British former child actress

Anne-Marie Mallik (born Barbara Anne-Marie Mallik; 10 September 1952, in Fordingbridge, Hampshire), later Anne-Marie Huxstep, is a British former child actress who played the title role in Jonathan Miller’s production for BBC Television of Alice in Wonderland which was broadcast on 28 December 1966. Alice, whom she played when she was thirteen, is her only known professional role.

==Mallik as Alice==
Mallik is the daughter of barrister Jay Paul Mallik, son of Manmath Chandra Mallik.

Miller's adaptation of Lewis Carroll’s mid-19th century fantasy, with its star-studded cast and gothic and bohemian overtones, created quite a stir at the time. Miller had envisaged an Alice "with no stage experience, not very pretty but curiously plain, sallow and a bit priggish". After advertising the part, he cast Mallik within twenty minutes of meeting her, having asked her (as Mallik recalled) to recite the poem "You Are Old, Father William" which Alice performs for the Caterpillar. Miller's first impression of her was of a "rather extraordinary, solemn child" who proved to be "naturally expressive" and "not amused by anything [she was] surrounded by". In similar, though less complimentary, vein, the biographer of Peter Cook, who played the Mad Hatter, has described Mallik's Alice as "a sullen, pouting, pubescent with no sense of bewilderment", noting also that, in his view, "the whole piece was strangely lacking in either humour or fear".

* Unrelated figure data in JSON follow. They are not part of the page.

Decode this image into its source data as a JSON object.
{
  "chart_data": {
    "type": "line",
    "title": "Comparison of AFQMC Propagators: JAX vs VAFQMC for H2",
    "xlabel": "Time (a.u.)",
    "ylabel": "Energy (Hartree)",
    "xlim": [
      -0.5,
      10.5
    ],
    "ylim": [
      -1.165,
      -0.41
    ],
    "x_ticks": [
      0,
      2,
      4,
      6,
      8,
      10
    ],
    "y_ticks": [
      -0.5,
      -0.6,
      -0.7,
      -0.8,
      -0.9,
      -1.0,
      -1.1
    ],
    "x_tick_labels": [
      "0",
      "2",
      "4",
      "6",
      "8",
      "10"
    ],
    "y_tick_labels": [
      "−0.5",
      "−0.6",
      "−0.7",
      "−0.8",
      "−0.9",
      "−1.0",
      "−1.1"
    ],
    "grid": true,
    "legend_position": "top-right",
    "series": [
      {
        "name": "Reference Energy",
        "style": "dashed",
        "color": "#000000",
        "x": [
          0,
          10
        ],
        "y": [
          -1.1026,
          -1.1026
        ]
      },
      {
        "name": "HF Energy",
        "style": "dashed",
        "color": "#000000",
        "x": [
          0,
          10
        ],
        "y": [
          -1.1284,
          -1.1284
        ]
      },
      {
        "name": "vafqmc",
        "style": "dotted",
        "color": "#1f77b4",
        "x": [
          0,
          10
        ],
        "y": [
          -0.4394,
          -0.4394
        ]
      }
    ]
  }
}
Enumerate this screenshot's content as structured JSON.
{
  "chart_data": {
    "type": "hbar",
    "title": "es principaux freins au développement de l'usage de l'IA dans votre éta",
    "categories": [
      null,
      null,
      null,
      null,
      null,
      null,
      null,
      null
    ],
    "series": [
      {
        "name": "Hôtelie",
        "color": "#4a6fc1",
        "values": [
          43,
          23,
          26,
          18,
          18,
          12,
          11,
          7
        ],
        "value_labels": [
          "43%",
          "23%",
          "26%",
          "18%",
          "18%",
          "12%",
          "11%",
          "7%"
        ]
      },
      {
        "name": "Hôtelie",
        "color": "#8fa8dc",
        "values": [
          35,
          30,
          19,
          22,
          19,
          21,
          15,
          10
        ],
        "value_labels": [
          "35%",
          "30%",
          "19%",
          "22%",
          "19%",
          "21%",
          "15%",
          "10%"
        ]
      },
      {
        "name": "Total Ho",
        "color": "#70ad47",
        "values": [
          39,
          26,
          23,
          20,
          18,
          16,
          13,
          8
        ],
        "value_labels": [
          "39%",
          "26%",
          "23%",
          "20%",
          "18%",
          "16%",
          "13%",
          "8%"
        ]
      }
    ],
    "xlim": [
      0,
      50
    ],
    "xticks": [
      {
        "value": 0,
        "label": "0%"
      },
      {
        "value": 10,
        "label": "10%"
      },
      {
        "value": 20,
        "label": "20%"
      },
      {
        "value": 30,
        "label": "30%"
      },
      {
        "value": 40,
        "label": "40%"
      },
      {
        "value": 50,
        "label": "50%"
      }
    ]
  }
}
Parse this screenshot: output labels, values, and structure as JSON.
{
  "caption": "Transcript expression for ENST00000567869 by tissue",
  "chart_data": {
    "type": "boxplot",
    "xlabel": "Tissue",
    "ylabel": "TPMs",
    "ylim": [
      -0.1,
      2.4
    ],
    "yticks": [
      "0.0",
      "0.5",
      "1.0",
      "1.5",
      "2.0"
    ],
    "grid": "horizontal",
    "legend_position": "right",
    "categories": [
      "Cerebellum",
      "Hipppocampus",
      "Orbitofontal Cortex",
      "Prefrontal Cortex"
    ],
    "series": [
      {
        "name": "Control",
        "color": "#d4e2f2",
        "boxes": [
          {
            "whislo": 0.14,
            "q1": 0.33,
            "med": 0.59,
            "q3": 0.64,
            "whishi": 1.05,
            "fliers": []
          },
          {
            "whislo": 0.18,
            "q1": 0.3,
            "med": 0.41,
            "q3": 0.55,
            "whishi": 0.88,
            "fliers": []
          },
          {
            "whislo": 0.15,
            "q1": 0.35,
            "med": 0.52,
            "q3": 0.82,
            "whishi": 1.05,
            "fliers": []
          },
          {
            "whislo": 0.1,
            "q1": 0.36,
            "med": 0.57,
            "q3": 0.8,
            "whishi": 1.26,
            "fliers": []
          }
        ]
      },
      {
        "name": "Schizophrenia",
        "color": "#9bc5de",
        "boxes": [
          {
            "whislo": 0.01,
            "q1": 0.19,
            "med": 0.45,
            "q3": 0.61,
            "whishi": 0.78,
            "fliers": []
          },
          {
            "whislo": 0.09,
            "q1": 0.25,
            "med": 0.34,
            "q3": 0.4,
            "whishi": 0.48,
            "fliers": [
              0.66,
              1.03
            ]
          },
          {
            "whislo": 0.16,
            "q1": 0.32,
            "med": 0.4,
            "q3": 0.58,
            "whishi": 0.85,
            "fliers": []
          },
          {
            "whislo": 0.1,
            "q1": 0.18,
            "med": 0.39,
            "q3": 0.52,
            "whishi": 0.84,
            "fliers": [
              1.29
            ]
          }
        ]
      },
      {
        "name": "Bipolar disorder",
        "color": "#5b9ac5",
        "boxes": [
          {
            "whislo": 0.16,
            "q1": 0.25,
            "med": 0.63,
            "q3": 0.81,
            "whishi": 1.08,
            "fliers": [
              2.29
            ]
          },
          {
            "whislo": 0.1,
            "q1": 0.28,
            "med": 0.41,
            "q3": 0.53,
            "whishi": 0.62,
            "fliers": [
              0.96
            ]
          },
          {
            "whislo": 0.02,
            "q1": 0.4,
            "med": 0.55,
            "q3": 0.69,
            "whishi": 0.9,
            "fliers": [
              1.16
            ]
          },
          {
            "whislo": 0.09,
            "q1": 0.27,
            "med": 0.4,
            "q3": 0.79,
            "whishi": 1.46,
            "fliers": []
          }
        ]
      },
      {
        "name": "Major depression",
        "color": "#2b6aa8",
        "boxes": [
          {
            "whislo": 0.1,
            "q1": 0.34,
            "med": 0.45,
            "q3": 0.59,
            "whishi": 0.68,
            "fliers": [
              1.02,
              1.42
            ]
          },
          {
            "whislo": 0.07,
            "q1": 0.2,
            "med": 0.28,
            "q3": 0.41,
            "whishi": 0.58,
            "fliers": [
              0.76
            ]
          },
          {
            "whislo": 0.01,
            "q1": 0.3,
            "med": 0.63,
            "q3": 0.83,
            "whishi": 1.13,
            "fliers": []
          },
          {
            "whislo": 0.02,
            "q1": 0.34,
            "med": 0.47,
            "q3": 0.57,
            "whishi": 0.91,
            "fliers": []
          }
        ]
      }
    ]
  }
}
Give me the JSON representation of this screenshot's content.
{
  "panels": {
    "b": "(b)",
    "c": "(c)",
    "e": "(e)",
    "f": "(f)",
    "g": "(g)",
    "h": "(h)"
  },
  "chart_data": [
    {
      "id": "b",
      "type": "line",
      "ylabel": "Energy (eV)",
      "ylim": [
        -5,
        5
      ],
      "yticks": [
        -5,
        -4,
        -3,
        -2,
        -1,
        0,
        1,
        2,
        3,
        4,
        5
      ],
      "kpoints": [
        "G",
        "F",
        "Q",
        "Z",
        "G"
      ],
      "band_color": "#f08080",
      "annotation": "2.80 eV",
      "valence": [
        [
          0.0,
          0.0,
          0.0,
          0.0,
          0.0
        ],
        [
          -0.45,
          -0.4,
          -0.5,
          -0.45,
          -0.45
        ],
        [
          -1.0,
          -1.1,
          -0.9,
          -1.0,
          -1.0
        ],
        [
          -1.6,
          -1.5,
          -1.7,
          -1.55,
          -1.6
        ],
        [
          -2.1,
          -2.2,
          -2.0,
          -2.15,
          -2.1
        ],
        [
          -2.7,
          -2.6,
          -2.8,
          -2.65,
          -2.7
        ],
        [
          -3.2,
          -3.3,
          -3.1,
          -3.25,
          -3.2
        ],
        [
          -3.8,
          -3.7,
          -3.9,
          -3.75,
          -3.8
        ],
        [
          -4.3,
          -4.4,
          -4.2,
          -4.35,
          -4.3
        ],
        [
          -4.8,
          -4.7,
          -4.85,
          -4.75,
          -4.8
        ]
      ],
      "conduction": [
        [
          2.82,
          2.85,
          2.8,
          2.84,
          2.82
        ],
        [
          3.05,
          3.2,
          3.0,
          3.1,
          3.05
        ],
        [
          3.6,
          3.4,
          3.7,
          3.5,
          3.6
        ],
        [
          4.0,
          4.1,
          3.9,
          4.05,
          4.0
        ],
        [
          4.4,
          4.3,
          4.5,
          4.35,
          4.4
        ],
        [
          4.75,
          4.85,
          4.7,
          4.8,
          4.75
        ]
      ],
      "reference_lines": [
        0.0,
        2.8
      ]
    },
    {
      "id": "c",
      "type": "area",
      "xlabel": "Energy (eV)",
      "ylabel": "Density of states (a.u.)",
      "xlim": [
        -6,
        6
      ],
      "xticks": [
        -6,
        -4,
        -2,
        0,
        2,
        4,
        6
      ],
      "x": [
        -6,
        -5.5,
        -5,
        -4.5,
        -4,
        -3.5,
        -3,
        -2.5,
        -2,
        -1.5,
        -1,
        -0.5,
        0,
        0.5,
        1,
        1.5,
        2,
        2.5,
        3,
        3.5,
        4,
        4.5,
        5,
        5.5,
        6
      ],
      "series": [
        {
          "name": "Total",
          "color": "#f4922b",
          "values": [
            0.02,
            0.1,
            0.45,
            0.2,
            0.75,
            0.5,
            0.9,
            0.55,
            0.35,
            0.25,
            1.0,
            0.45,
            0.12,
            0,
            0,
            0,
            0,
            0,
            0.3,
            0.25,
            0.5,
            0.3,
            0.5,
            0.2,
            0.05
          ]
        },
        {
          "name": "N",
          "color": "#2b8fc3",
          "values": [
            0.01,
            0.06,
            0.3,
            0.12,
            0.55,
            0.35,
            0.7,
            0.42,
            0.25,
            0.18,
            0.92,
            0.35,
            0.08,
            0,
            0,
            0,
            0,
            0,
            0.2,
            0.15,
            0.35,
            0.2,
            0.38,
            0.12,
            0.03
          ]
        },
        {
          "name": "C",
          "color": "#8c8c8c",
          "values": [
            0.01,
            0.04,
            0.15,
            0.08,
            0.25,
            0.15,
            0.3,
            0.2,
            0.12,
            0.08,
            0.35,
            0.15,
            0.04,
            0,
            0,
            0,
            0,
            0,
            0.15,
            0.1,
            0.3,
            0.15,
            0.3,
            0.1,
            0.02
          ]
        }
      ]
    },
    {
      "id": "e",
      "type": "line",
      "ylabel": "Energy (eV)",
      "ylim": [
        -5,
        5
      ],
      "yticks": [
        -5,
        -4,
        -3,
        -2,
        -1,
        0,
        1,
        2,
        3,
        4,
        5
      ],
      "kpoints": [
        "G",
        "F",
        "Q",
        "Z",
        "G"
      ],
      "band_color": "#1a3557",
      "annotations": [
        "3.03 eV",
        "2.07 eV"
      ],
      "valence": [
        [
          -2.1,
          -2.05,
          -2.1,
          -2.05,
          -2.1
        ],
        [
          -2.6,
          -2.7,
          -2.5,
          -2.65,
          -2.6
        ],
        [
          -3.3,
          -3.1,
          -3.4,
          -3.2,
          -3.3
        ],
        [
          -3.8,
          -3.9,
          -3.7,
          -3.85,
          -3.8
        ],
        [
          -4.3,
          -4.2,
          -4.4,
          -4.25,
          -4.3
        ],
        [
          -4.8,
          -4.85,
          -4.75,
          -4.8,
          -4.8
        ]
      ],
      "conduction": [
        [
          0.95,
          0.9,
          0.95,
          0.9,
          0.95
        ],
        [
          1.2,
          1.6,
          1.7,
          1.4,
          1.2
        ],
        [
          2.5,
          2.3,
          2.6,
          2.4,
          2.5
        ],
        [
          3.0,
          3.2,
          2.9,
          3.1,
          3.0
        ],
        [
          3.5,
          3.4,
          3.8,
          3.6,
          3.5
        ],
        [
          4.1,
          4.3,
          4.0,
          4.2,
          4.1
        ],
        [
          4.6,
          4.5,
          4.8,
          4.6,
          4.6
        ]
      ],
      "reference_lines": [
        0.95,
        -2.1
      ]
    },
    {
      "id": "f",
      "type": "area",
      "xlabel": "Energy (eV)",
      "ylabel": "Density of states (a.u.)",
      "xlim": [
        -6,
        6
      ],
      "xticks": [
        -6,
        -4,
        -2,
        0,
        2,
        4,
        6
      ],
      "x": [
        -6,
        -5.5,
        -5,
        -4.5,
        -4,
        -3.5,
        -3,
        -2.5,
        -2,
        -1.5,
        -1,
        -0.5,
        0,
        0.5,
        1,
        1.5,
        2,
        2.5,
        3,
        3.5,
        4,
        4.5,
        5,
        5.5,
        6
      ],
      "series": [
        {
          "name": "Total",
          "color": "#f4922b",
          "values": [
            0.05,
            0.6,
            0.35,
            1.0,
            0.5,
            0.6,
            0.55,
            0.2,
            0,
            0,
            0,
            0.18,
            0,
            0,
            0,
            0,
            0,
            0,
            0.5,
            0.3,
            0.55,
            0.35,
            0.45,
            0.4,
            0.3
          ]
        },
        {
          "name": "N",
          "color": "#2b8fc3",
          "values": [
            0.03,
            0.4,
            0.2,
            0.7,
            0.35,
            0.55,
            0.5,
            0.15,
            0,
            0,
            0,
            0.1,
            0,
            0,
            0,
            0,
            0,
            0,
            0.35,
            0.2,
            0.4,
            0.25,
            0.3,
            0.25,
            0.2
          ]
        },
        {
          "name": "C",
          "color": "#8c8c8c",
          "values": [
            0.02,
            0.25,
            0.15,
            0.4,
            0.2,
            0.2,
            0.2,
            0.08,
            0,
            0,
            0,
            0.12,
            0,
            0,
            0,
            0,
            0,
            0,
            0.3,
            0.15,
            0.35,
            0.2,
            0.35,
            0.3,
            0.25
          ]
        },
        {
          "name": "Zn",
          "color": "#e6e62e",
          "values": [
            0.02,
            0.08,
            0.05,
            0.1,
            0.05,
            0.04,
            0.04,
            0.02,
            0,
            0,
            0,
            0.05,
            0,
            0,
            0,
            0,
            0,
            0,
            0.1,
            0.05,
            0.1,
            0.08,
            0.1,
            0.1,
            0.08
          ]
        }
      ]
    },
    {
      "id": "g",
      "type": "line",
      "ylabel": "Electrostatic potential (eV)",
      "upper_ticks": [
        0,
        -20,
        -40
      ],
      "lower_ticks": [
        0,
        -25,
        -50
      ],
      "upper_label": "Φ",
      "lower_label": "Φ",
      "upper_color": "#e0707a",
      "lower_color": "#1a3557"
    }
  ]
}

Mallik's return to obscurity after Alice was such that, in 1986, the BBC had difficulty tracking her down to pay a repeat fee. She was, by then, a naval wife, living in Southsea, and was located only after a newspaper reader recognised a photograph of her. A DVD of Alice was released by the British Film Institute in 2003 and, in 2012, Mallik appeared in conversation with Miller (their first meeting since 1966) in a BBC Arena programme about Miller's life and work. Among other things, Mallik recalled that, making Alice, she was not awed by the distinguished cast because she had been used to mingling with friends of her "much older" parents who had achieved distinction in their careers.

==Family and later career==
Mallik married a naval officer named Roger Charles Huxstep. They had four children. Although she told Jonathan Miller in 2012 that she had been "hugely glad" to have played Alice, she never contemplated an acting career and went into banking.